Christine spends her time dancing in the chorus of a popular Parisian theatre, but it soon becomes apparent that her talent is in song. She’s a pretty good singer, but over the weeks and months after her father’s death, she seems to becomes an exceptional soprano. She tells friends she has a new tutor who has taught her a lot about music and singing. What she doesn’t tell them though is that this “new tutor” - let's call him Eric - is in fact the angel her late father had promised to send to her. A small part of Christine feels she might be going mad hearing these voices in her head, but with little other support or security to share her concerns, she attends to her “lessons" as they’re whispered through walls and from the dark of the night. 

She’s too young and naive to question this unorthodox teaching environment, that’s for sure, but then it’s probably no worse than any other Charter School.

What Christine fails to realise is that her “angel” is in fact her stalker. A man with an abusive, violent past is watching her; tracking her movements; peering from behind curtains, two-way mirrors, windows. This Peeping Tom has become obsessed with her and manipulates with his whispers and her feeds on her vulnerability.

Eventually Eric, never seen by anyone, starts manipulating and demanding money and influence over the the management, cast, and crew of the theatre company via notes and disembodied voices.

His obsession with Christine is so all-consuming so that when Christine meets an old boy friend who decides she’s someone he’d like to ‘get with' - we can call him Raoul - Eric panics and kidnaps the Christine. He forces Christine to the sub-teranium world beneath the theatre - Paris has always had a large labyrinth of sewers beneath its streets so lots of places for conversions into apartments and lairs.
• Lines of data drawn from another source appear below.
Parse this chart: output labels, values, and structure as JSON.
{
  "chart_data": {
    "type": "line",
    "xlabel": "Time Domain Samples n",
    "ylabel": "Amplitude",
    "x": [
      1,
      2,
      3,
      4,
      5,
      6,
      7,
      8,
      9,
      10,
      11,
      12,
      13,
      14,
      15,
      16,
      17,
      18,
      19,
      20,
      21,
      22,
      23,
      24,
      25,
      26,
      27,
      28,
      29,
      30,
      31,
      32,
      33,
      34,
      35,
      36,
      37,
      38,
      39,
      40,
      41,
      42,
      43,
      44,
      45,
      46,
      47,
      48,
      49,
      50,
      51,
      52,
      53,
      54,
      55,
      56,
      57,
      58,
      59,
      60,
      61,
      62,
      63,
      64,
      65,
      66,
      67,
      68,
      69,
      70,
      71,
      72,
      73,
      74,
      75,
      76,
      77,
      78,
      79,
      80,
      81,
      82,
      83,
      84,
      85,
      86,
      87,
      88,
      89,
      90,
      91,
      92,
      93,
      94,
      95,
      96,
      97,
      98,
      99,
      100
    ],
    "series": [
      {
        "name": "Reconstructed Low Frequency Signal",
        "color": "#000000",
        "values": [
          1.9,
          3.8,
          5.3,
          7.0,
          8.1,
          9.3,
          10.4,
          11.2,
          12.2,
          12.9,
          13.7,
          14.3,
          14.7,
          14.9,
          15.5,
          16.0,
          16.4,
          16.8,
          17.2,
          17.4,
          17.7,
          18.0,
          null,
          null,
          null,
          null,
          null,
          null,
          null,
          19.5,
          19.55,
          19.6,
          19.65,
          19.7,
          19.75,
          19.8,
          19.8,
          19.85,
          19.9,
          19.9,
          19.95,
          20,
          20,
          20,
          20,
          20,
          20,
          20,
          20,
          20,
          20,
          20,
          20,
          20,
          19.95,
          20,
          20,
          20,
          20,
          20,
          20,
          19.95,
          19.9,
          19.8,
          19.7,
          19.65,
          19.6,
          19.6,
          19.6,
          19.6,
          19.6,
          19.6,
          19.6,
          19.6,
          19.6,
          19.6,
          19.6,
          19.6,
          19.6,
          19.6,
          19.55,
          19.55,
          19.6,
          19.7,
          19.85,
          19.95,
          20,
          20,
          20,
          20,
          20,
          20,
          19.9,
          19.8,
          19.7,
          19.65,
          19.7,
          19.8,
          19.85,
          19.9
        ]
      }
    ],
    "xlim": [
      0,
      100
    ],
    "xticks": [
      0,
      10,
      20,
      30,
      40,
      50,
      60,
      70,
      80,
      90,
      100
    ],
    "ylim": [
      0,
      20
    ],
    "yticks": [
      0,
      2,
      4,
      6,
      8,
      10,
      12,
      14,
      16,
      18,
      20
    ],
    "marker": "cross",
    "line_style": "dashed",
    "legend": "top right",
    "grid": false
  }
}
There he keeps her captive and stupored in the desperate hope she will fall in love with him but all she feels is terror at her situation and of him. Afraid for her life, but ever the survivor, she manages to escape.
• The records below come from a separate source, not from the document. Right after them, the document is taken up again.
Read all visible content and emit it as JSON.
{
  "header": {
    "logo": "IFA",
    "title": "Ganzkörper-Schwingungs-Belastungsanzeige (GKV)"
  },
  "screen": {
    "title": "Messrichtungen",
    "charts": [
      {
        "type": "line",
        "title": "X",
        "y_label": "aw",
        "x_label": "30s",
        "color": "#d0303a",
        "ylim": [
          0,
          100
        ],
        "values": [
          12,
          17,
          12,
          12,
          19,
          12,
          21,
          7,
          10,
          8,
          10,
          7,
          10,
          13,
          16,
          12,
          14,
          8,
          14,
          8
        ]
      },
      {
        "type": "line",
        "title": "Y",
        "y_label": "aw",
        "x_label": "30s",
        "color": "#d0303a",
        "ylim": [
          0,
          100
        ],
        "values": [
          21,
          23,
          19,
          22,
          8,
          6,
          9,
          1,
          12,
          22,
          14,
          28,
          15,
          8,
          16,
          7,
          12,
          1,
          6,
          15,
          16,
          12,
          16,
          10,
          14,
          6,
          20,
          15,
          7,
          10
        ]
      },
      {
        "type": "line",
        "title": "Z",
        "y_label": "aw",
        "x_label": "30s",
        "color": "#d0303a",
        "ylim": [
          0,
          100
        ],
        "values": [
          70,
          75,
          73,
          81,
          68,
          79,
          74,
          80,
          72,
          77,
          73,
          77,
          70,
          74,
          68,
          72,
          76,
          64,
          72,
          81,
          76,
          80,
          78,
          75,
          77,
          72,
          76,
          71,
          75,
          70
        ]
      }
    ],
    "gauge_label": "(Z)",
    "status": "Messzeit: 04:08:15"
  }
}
Eric becomes enraged with jealousy and loss of control and his actions become more urgent and violent, resulting in a murder. Raoul and theatre staff decide they need to find this person and decide to use his obsession for Christine to lure him out into the light so they can shoot him.

Christine is petrified and begs Raoul and the theatre management not to make her face her abuser but they insist that she does. It’s all about them and their plan and their need to be the heroes in the situation. They ignore Christine’s pleas and tears and set about setting her as the bait in their trap.
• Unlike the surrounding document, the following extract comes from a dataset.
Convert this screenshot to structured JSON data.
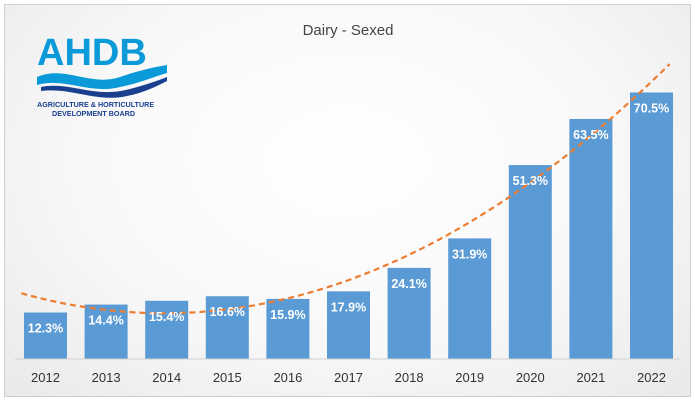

Of course, the plan turns to custard because Raoul et al are a pack of plonkers. Erik not only gets away, he manages to yet again kidnap the Christine. This time he also manages to snare Raoul as well. Now Christine is given an ultimatum by Eric; she must submit to her him and become his wife, or watch her boyfriend die.

Christine realises how few options she has at this stage. Without any choices, chance of escape, or any support, she discovers she has compassion for her mentally ill and violent captor. She decides her only option is to give him what he wants.

Eric, caught off-guard by the flood of emotions Christine’s apparent reciprocation of his affections, he is tipped almost completely into inaction. One can't help but think if the State had supported Eric's application for financial aid for trips to the brothels of their fair city, he might not have had so much pent-up anxiety around his sexual feelings and urges and this situation wouldn’t have become so inflamed.

Christine rescues Raoul and escapes the dungeon for the second time leaving her captor and abuser to retreat further into the sewers of Paris to become even more pent-up and mentally damaged than he was before.

This is a story of abuse, neglect, mental illness, and violence - both physical and sexual. It’s what happens when victim’s rights are disregarded and about the consequences when lack of support services for the mentally ill and vulnerable are not prioritised by government and the community. Oh yeh, and the olden days in Paris were pretty hard going for everyone. 

It’s hard to believe someone read this story and thought it was appropriate for musical theatre.